Reviewing ‘Midnight Special’ With Director Jeff Nichols

Midnight Special, Jeff Nichols
Source: Warner Bros.

The science-fiction genre is one that’s evolved constantly in recent years. While the modern iteration was originally defined by the likes of George Lucas and Steven Spielberg, nowadays, it’s become something entirely different, driven by straightforward stories aimed at a wide demographic. It’s the approach that makes studios the most money, and one you can hardly blame them for given the profitability. Jeff Nichols’s Midnight Special is none of these things though, acting as the antithesis to the modern sci-fi blockbuster.

As Nichols told us, “(sci-fi) wasn’t a format that I chose. The format chose me.” When it comes to the driving force behind Midnight Special‘s story, it’s clear that this was never meant to be your run-of-the-mill science-fiction flick. Drawing his inspiration from the likes of a Spielberg circa Close Encounters, it’s a subtly-told narrative that’s not concerned with holding your hand. Rather, it’s all about delivering a story that makes you truly feel. “I really like this bigger idea of a movie that is a ratcheted down, kind of intense mystery that unfolds to this sense of awe,” Nichols explained.

That’s the Spielberg approach in a nutshell, but don’t let that fool you into thinking this is a straightforward homage. Nichols had his own vision that had Midnight Special acting as a parallel for where he was in his own life. “At some point I have to attach (the movie) to my life, otherwise why are we doing it? This movie found me in my first year of fatherhood, and that’s what the emotional core of the movie came to be about,” he describes. Seeing the movie itself, it’s easy to see inside the mind of Nichols in this regard. Our main character is a protective father named Roy (Michael Shannon), whose son Alton possesses mysterious powers that make him a target for both the government and a radical religious group that worships him.

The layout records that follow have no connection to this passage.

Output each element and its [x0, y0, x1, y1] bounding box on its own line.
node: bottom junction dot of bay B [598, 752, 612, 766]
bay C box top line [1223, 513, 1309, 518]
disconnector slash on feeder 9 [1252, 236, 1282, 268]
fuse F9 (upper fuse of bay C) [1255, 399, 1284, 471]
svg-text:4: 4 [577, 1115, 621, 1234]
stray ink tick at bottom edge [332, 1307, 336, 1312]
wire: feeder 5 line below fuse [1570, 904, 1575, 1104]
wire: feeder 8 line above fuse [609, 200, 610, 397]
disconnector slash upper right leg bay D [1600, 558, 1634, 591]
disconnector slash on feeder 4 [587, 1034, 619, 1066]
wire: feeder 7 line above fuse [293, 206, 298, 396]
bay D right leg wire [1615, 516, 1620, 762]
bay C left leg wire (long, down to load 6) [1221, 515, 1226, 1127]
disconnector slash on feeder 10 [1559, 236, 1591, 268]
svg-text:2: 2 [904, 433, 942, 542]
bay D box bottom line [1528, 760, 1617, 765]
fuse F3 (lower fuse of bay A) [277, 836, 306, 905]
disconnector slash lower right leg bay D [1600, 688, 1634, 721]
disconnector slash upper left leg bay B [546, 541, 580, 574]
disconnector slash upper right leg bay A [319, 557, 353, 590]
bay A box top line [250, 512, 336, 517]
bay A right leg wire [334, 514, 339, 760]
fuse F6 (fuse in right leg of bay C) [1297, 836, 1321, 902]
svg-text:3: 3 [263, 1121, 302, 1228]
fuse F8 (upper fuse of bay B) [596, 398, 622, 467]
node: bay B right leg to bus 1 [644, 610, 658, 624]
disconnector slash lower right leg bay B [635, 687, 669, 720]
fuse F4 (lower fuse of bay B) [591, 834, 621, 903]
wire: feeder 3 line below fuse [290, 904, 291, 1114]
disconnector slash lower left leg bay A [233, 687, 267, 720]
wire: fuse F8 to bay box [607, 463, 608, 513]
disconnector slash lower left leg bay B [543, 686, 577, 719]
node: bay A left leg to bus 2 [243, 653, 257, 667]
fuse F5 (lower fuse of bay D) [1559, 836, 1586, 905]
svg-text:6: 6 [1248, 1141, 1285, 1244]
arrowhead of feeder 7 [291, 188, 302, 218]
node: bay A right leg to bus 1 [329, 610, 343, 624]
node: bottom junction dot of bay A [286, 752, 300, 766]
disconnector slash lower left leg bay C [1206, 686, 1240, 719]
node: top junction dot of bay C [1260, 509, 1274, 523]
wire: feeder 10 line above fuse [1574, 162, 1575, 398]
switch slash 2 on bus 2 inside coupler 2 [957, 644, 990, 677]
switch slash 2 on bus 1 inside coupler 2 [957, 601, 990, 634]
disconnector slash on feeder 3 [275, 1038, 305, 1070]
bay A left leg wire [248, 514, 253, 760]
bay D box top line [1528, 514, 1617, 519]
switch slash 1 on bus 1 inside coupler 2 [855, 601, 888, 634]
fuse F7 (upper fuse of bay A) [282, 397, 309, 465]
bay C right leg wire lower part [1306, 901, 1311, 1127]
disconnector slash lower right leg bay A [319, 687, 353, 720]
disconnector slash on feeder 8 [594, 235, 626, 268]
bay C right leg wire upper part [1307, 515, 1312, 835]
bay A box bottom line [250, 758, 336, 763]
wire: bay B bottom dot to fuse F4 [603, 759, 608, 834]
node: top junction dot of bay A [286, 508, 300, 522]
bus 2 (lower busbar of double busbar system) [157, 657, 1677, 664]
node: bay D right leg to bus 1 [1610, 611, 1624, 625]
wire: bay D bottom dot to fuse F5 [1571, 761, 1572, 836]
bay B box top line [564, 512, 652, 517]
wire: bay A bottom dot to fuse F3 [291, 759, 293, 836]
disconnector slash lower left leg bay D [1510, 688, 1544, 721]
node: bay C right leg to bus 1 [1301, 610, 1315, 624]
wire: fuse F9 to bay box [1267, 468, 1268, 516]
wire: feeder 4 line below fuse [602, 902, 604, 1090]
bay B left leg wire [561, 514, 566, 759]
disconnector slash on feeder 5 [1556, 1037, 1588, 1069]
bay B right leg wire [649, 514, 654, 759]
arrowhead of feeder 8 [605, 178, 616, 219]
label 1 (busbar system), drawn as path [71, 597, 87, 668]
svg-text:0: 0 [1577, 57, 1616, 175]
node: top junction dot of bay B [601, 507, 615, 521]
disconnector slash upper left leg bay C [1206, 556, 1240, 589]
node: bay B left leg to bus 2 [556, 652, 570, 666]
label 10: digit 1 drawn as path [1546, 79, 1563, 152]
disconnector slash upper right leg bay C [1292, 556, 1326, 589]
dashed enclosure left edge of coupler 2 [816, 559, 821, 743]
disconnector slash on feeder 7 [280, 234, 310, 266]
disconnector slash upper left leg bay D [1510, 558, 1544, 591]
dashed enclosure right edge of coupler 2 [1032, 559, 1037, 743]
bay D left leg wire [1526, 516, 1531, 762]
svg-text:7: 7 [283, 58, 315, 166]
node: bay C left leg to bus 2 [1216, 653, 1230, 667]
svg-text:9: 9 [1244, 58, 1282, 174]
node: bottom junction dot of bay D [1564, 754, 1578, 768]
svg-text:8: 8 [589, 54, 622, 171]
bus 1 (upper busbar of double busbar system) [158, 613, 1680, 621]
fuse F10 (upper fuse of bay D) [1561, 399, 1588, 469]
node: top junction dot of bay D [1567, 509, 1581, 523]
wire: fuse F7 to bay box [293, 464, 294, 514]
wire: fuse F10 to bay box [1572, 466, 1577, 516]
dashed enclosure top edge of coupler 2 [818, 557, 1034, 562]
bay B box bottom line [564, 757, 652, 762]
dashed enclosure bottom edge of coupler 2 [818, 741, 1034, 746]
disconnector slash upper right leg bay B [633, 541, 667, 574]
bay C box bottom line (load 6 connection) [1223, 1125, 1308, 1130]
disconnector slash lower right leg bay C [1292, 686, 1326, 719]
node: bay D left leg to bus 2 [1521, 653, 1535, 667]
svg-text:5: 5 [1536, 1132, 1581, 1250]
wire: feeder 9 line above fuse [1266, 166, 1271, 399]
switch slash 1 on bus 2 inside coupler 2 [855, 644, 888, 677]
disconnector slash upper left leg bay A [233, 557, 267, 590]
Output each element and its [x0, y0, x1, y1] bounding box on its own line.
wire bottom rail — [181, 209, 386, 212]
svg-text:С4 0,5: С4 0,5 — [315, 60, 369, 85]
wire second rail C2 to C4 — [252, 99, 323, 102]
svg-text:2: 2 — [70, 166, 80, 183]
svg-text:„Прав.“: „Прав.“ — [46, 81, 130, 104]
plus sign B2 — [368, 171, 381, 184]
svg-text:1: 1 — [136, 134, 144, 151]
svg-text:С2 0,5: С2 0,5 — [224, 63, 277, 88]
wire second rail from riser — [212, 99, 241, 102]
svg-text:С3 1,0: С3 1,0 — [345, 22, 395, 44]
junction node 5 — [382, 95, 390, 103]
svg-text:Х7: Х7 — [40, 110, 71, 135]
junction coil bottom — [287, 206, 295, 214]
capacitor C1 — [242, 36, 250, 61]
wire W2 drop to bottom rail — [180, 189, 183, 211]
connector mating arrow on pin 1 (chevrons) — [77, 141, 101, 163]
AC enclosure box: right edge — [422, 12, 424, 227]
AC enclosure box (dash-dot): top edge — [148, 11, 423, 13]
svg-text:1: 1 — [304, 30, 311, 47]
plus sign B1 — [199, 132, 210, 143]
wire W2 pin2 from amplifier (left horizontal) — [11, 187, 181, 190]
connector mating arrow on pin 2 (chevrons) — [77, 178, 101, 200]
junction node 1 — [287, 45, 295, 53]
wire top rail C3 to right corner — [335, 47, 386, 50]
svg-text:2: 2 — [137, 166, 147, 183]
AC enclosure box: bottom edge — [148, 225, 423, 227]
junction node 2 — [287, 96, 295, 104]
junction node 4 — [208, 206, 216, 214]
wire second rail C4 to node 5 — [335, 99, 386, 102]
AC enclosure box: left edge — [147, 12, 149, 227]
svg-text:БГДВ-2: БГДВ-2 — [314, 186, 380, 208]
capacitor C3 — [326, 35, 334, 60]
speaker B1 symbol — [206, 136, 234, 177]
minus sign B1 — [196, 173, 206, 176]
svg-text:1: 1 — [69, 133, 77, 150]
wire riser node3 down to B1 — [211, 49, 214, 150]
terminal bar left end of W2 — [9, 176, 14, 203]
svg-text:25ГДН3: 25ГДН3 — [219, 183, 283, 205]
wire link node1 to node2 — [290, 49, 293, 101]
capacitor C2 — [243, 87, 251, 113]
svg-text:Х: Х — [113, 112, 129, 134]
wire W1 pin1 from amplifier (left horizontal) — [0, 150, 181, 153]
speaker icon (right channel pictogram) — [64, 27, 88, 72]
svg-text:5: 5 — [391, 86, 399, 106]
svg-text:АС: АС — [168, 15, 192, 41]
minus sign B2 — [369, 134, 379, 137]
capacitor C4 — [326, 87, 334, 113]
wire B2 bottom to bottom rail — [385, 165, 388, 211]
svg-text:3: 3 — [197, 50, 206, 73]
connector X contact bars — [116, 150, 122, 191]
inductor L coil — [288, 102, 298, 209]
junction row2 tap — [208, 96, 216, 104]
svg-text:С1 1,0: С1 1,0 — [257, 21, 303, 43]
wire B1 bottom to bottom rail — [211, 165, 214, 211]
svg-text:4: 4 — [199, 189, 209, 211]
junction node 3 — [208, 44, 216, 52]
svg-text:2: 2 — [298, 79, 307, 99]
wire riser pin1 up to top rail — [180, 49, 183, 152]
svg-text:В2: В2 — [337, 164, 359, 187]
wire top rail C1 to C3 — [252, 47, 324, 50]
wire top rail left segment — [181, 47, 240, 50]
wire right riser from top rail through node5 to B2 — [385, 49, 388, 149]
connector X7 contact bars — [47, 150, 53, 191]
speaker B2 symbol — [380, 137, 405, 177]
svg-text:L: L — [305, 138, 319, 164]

That feeling of familial ties really is the backbone of the otherwise ambiguous story of Midnight Special. We pick up the story just as the father has stolen his son out of the hands of the Ranch (the aforementioned religious group). He’s a man who will stop at nothing to keep his son safe, and while curious about the boy’s strange powers, he’s more concerned with helping his son understand himself. “I think if this thing really is a metaphor for parenthood, then what you’re doing is trying to figure out as a parent who your child is,” something that becomes the primary mission for Roy when it’s all said and done.

One of the biggest criticism’s surrounding Midnight Special concerns its lack of closure for audiences. It’s implied that Alton is somehow part of a race of inter-dimensional beings with abilities centered around manipulation of technology (at one point, Alton crashes a satellite simply by looking up in the sky). The expectation most audiences have in a story like this is that the story will eventually build to a simple explanation. If that’s what you’re expecting here though, you might want to look elsewhere.

All I really care about when it comes to the end of a film is that I transferred this thing I was feeling to the audience. Once that’s been transferred, all bets are off for me. I start this thing in the middle of things, and I’m going to end it in the middle of things. That seems like life.

Nichols’s own filmmaking style isn’t concerned with a linear beginning-middle-end structure. As he puts it himself, “I don’t really see the value in a plot conclusion. It just seems like a way to stop a conversation, not start one.” The end result is a movie that challenges our expectations of a sci-fi movie, something that feels oddly refreshing in a genre that lately has insisted on holding our hands at every turn.

There are plenty of reasons to see Midnight Special. You could go as a parent empathizing with Nichols’s own experience as a new father. Beyond that, there are strong religious overtones that convey a message about how “religion becomes dangerous when we force belief systems on other people.” On a simpler level though, Nichols made this film with a singular vision in mind, centered around “this original idea of two guys driving in a car down dark Southern roads at night. I thought I’d call it ‘Midnight Special.’ It sounded badass. It was up to me to make that worthy of peoples’ time and attention.” All told, “worthy” is just one of a whole lot of words you could use to describe it.

Midnight Special releases nationwide on April 1.